A interpretação de Adèle Exarchopoulos é exemplar. A actriz entrega-se a um papel extremo, que a obriga a atravessar o grotesco sem rede, despojando-se de qualquer aura glamorosa e encarnando uma figura física e psicologicamente desconfortável. Magalie é uma personagem difícil de amar e é esse o seu trunfo: não há apelo sentimental, mas sim choque, excesso, riso nervoso, confronto directo. O público é desafiado a seguir uma protagonista cuja única lógica é a do espectáculo total da exibição ilimitada. Os personagens secundários, em contrapartida, são esboçados como arquétipos: a jornalista oportunista, os fãs obsessivos, o assistente resignado. Funcionam como instrumentos simbólicos mais do que como seres complexos, o que deixa o filme, por vezes, algo desequilibrado, sobretudo para quem procura densidade psicológica em todos os vértices narrativos. Mas tomemos essas personagens como caricaturas ou figuras-tipo de teatro medieval. Isto porque, no geral, o que Dupieux nos oferece é uma sátira à sociedade digital, ao culto da visibilidade e à transformação da dor em conteúdo. A insensibilidade física de Magalie é metáfora clara da insensibilidade moral de uma época que exige sempre mais espectáculo, mais choque, mais degradação para que algo seja notado. A jornalista que a persegue encarna o jornalismo de escândalo, os fãs revelam o vazio do voyeurismo, e o chalé isolado funciona como palco de um microcosmo social em colapso. O humor é negro, corrosivo e, por vezes, arrasta-se até à exaustão: a repetição de situações grotescas, a dilatação de cenas que parecem prolongar-se apenas para gerar desconforto, que mais do que uma afirmação estilística, afirmam-se como recursos deliberados.

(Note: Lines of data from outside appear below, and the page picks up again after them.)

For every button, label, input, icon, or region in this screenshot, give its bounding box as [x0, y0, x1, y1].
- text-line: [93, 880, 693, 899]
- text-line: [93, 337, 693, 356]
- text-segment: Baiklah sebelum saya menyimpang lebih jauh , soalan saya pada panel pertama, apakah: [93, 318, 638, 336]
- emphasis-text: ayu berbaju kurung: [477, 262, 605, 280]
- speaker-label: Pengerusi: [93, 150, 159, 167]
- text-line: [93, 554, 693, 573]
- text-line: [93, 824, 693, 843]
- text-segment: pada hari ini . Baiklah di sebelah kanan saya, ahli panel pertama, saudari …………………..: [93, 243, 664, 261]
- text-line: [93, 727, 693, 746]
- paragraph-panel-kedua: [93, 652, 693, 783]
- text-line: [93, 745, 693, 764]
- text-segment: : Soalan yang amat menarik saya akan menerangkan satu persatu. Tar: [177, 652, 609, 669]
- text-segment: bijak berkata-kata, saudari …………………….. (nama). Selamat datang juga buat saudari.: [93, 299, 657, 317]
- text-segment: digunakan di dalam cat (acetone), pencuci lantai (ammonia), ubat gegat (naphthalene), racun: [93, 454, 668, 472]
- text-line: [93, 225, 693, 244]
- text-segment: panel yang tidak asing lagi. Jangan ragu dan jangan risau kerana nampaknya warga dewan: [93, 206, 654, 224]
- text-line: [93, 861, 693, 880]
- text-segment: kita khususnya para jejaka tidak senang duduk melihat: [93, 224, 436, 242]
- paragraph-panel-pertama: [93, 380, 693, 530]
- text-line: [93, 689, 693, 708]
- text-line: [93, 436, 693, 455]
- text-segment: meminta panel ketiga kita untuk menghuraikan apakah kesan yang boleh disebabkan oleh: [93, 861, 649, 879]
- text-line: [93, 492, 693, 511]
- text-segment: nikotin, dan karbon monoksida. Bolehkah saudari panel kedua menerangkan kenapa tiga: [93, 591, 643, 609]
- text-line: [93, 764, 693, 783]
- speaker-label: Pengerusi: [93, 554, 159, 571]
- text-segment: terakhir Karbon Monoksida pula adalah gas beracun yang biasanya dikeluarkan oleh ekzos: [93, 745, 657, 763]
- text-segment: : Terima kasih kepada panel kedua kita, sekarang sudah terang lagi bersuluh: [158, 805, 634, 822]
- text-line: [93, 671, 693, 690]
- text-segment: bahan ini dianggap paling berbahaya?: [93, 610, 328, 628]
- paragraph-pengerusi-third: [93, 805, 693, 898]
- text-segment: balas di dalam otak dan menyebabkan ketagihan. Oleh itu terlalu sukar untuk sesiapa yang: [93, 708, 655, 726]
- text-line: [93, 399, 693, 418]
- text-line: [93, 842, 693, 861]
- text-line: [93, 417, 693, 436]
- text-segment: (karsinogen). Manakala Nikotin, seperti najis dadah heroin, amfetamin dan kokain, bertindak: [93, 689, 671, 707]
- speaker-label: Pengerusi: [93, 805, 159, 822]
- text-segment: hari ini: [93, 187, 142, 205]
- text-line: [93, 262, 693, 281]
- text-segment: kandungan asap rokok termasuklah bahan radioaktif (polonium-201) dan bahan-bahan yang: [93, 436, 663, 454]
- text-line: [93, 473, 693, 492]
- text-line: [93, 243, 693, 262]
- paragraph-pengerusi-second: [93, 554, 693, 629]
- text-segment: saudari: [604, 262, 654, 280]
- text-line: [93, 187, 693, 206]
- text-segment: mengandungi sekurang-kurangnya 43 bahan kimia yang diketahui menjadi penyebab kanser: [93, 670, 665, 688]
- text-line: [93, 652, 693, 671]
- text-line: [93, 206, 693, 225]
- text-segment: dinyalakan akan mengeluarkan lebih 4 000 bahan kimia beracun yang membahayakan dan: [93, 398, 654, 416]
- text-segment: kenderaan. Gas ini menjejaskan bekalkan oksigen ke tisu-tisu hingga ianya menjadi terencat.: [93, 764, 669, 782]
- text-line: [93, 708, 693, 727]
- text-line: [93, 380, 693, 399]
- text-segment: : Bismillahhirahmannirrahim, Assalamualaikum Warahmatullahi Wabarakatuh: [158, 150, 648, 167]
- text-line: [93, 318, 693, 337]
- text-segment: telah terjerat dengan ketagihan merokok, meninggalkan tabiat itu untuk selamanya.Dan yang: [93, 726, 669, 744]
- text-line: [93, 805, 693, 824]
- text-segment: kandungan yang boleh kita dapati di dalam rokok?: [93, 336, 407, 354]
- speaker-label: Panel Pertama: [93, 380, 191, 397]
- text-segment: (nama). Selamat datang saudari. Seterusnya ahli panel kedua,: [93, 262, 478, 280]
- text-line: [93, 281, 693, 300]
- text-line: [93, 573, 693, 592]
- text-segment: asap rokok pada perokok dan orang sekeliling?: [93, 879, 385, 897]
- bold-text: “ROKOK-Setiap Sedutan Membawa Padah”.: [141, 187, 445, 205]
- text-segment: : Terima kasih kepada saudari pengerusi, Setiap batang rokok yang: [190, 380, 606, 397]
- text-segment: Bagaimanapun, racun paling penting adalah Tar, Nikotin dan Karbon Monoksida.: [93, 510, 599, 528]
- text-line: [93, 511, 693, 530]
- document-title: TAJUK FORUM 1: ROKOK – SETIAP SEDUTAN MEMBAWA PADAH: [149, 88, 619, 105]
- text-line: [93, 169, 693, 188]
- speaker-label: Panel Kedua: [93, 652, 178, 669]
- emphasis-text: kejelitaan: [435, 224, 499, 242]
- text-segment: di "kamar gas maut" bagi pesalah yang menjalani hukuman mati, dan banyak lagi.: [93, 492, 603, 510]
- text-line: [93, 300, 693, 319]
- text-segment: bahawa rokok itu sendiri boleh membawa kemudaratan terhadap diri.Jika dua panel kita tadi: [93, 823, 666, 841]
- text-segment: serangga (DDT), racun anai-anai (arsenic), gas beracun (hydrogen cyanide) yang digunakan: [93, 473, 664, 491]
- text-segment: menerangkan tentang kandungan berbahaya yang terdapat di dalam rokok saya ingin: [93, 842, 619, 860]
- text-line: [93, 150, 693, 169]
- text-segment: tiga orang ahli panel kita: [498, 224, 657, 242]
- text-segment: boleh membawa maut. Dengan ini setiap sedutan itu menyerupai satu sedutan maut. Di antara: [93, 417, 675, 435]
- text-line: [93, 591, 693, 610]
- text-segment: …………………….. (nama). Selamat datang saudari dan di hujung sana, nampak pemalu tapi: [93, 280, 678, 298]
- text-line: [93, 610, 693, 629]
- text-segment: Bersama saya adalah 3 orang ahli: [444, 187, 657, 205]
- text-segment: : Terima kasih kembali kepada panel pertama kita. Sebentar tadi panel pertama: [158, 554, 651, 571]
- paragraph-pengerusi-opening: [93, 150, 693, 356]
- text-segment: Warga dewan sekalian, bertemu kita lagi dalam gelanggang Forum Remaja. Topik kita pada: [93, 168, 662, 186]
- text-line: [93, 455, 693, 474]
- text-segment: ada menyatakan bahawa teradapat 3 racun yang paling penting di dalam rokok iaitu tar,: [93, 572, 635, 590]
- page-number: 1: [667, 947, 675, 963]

Mas atenção: «O Acidente de Piano» não é uma mera repetição. O filme apresenta uma abordagem estética peculiar, sobretudo no tratamento do som e da música. Pela primeira vez, Dupieux decidiu utilizar gravações de piano não electrónico, explorando o timbre de um instrumento avariado, cujas cordas em falta produzem sons quebrados e desarmónicos. Esse material, captado e usado quase cru, cria uma textura sonora instável que acompanha o desconforto narrativo. No clímax, surge ainda a colaboração de Chilly Gonzales, que introduz uma peça poética inesperada, oferecendo uma pausa reflexiva antes do desfecho. Esse contraste entre ruído, dissonância e lirismo pontual amplia a experiência sensorial e dá ao filme uma dimensão quase musical, ainda que nunca consoladora. Há ainda que notar a coragem do realizador em colocar o dedo na ferida de uma cultura digital que se alimenta da degradação; a entrega absoluta de Exarchopoulos, que transforma uma caricatura potencial em algo hipnótico; a atmosfera construída pelo isolamento na montanha, pela neve, pelo silêncio saturado de tensão; e a originalidade relativa da metáfora central, que consegue ser contemporânea sem parecer moralista. Sente-se a evolução de Dupieux em relação ao seu filme anterior, «Le Deuxième Acte» («O Segundo Acto»), que se debruçava sobre a própria ideia de representação e simulacro cinematográfico: se aí a crítica estava virada para o interior do cinema e da ficção, aqui desloca-se para a realidade social das redes e da exposição digital, criando uma espécie de díptico involuntário sobre os diferentes palcos da performance contemporânea. Embora não atinja a intensidade perturbadora de «Le Daim» («100% Camurça», 2019) ou a secura brilhante de «Yannick» (2023), trata-se de uma obra sólida que cristaliza o universo “dupieuxiano”. É um filme que não consola, não oferece catarse, não dá lições morais: limita-se a expor um espelho deformado no qual o espectador se vê, queira-se ou não lidar com essa realidade. E é precisamente nesse desconforto que reside a sua eficácia.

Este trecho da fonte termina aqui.